Les cérémonies durèrent trois jours, pendant lesquels Othilie répondit fermement, avec des sourires glacials, aux perfidies envoyées par les jaloux sous couvert de commisération. Il fallait rappeler sa position.
Devant une petite fée boulotte habillée de façon trop luxueuse pour la circonstance, elle ironisa à peine :
— Merci pour votre sollicitude, chère Marquise. N’ayez crainte pour notre santé. Nous n’oublions pas notre devoir de Souveraine.
À un fey qui se courbait très bas et relevait très haut son nez pointu, la reine dit :
— La perte est immense, mais nous saurons traverser cette épreuve, grâce à votre soutien, mon cousin. Nous en ressortirons encore plus déterminée.
Ensuite elle prononça fort, pour prendre l’assemblée à témoin :
— Par bonheur, le prince sera bientôt en mesure d’assumer son rôle. Il me secondera. Pour la grandeur de notre royaume !
En réponse à la reine, des vivats plutôt enthousiastes retentirent. Silencieux, l’héritier de la Couronne se tenait aux côtés de sa mère. Alors qu'il n'était qu'un enfant pas encore âgé de trente ans, il prit garde de paraître plus grand, plus confiant… plus inébranlable.
Au soir de la cérémonie finale, Askasleikir se sentit soulagé lorsque, derrière les portes fermées du bureau royal, sa mère lui caressa la tête en le félicitant :
— Je suis très fière de toi, Aska, mon chéri ! Tu peux aller te reposer maintenant.
Pendant que le garçon se dirigeait vers sa chambre, il avisa Domhilda Tordenvejr, sa camarade préférée. Assise par terre dans un coin du couloir, la jolie adolescente lisait un des manuels qu'il lui avait conseillés.
À peine plus âgée que lui, cette fille d'aide-cuisinière avait bien entendu moins d’éducation que le prince. Cependant, son fort taux de magie et son intelligence pratique l'avaient fait remarquer à la Cour. La reine avait permis à la jeune fille de suivre, de façon gracieuse, le même enseignement que les aristocrates. Ce privilège provoquait les persiflages des cousines d'Askasleikir. C’était l'une des nombreuses raisons pour lesquelles il détestait cette branche secondaire de sa famille. Domhilda, dotée de plus de sagesse que lui, se contentait d’ignorer les ragots dont elle était victime.

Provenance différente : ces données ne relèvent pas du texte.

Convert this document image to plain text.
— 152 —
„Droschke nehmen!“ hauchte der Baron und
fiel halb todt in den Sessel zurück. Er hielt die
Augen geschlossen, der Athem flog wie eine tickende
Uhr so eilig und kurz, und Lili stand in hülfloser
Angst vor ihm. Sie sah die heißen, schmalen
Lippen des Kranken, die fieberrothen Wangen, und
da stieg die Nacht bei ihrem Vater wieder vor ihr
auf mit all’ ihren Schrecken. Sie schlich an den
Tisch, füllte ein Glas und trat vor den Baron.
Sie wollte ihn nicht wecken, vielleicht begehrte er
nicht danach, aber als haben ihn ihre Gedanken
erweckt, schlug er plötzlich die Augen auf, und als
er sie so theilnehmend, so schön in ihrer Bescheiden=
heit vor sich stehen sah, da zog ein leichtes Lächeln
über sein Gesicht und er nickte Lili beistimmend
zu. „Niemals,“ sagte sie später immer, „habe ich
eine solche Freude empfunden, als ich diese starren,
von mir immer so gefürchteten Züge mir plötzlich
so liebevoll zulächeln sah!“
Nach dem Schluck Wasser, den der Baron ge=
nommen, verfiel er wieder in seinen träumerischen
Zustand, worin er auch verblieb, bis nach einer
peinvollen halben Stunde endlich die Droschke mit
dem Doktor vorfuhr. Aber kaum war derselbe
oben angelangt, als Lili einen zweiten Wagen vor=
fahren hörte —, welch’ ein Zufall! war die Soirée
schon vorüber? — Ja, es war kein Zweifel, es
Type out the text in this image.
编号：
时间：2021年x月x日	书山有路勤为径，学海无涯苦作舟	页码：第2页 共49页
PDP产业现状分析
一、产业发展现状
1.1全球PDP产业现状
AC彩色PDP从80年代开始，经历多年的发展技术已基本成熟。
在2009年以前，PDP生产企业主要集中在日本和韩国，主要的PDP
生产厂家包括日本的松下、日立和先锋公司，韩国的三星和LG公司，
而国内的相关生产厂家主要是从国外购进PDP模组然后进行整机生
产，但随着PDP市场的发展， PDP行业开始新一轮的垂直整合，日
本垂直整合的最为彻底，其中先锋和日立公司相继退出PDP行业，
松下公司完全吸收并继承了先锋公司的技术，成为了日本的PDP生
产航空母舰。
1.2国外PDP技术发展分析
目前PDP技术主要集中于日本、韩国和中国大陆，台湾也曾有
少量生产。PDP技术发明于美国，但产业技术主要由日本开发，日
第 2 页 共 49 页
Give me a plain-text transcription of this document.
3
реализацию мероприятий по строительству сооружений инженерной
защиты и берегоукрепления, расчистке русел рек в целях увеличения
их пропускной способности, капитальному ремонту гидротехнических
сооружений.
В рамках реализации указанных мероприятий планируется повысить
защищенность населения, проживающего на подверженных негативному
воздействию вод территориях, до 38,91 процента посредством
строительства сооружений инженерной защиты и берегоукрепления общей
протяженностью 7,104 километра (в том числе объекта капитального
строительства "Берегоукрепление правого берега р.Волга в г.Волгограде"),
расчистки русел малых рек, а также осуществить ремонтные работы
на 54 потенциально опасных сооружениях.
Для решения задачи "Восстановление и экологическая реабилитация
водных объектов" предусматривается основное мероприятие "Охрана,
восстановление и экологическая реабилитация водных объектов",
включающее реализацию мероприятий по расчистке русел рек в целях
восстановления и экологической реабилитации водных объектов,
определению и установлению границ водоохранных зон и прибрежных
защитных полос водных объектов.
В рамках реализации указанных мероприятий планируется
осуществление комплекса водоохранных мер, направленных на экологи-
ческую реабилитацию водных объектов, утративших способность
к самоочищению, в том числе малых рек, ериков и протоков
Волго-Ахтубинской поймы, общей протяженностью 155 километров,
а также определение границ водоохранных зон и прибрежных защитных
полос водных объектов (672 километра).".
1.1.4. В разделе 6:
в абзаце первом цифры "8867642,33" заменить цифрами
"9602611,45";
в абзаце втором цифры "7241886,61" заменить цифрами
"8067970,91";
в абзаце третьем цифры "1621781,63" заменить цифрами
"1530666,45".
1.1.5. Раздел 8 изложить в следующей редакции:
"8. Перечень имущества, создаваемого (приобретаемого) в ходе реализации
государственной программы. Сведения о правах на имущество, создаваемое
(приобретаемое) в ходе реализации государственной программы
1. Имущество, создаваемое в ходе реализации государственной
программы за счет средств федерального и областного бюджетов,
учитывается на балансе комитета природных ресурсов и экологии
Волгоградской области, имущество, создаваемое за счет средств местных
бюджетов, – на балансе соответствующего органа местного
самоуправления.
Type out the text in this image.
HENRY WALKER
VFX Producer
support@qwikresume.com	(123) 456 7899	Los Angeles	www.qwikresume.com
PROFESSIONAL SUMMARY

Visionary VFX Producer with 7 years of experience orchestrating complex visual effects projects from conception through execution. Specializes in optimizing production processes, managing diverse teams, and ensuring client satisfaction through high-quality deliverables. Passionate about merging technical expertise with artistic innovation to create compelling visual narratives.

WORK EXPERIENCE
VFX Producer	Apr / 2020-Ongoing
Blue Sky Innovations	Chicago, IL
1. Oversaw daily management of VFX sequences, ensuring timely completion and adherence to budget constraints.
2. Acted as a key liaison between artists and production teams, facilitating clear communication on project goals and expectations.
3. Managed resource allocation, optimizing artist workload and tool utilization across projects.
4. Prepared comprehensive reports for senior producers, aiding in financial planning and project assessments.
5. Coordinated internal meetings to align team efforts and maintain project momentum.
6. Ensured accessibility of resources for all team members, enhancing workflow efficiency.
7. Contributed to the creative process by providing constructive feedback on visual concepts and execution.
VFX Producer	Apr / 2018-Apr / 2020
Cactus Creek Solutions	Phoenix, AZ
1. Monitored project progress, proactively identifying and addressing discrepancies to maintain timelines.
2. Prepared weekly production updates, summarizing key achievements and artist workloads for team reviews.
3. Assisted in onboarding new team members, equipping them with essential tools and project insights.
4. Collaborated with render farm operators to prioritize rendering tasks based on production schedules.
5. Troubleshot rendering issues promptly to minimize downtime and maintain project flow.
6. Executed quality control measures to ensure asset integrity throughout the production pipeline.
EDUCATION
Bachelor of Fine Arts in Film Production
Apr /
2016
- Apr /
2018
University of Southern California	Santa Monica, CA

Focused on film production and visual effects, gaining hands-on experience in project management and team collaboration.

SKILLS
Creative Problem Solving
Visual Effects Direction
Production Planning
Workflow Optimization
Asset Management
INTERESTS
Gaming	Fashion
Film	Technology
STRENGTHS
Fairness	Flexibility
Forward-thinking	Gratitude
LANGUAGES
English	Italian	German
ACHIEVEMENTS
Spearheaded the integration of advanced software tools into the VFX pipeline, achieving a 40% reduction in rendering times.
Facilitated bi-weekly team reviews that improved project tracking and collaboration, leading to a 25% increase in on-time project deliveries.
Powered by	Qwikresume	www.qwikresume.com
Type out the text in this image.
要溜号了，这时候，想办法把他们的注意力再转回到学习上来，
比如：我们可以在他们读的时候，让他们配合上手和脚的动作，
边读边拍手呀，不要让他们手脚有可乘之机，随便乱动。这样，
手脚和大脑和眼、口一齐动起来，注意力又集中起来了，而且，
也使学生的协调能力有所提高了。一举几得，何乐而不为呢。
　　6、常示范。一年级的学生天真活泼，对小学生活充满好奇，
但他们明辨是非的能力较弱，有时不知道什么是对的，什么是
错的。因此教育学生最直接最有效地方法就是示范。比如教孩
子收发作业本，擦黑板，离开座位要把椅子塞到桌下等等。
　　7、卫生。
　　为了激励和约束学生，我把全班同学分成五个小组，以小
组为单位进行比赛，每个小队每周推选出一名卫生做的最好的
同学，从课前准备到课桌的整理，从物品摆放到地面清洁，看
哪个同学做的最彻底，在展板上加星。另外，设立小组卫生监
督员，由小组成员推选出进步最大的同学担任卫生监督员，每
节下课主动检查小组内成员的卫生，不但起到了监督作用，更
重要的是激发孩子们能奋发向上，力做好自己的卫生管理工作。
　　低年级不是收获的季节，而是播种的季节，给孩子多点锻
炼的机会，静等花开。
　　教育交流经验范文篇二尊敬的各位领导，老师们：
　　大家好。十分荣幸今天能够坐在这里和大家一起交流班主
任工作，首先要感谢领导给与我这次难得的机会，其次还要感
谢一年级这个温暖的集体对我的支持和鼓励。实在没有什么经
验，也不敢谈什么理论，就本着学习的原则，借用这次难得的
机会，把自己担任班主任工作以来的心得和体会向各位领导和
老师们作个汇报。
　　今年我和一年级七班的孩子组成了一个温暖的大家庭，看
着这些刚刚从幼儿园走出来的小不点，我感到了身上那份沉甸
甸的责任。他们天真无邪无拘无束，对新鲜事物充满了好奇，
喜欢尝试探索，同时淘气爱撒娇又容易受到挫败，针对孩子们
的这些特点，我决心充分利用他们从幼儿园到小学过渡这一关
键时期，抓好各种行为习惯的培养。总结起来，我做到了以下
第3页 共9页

Ce soir-là, avant que le prince ne pût l’interpeller, Domhilda s'écria à son approche :
— Aska ! Enfin je peux te voir… je suis tellement triste pour toi ! Et pour Sa Majesté !
En un seul bond, elle fut debout. Avec un bruit mat, son livre retomba sur le parquet de bois ciré. La jeune fille exécuta une révérence maladroite. Pour la première fois depuis une semaine, Askasleikir prononça avec sincérité les mots qu'il avait tant répétés devant tellement de gens :
— Merci de ta compassion.
Un silence se dressa entre les deux fées. Domhilda le rompit d'une voix timide :
— Tu… tu veux m'en parler ?
Sans un mot, il enserra la taille de son amie dans ses bras. Plus petit qu'elle, il posa sa joue contre son cou. Domhilda ne pouvait voir le visage du prince. Elle n'entendit rien non plus. Le long de la clavicule de la jeune fille, quelques gouttes roulèrent et se perdirent au bout de ses longs cheveux blonds. Ses propres yeux devenus humides, elle caressa doucement l’arrière de la petite tête brune si courageuse.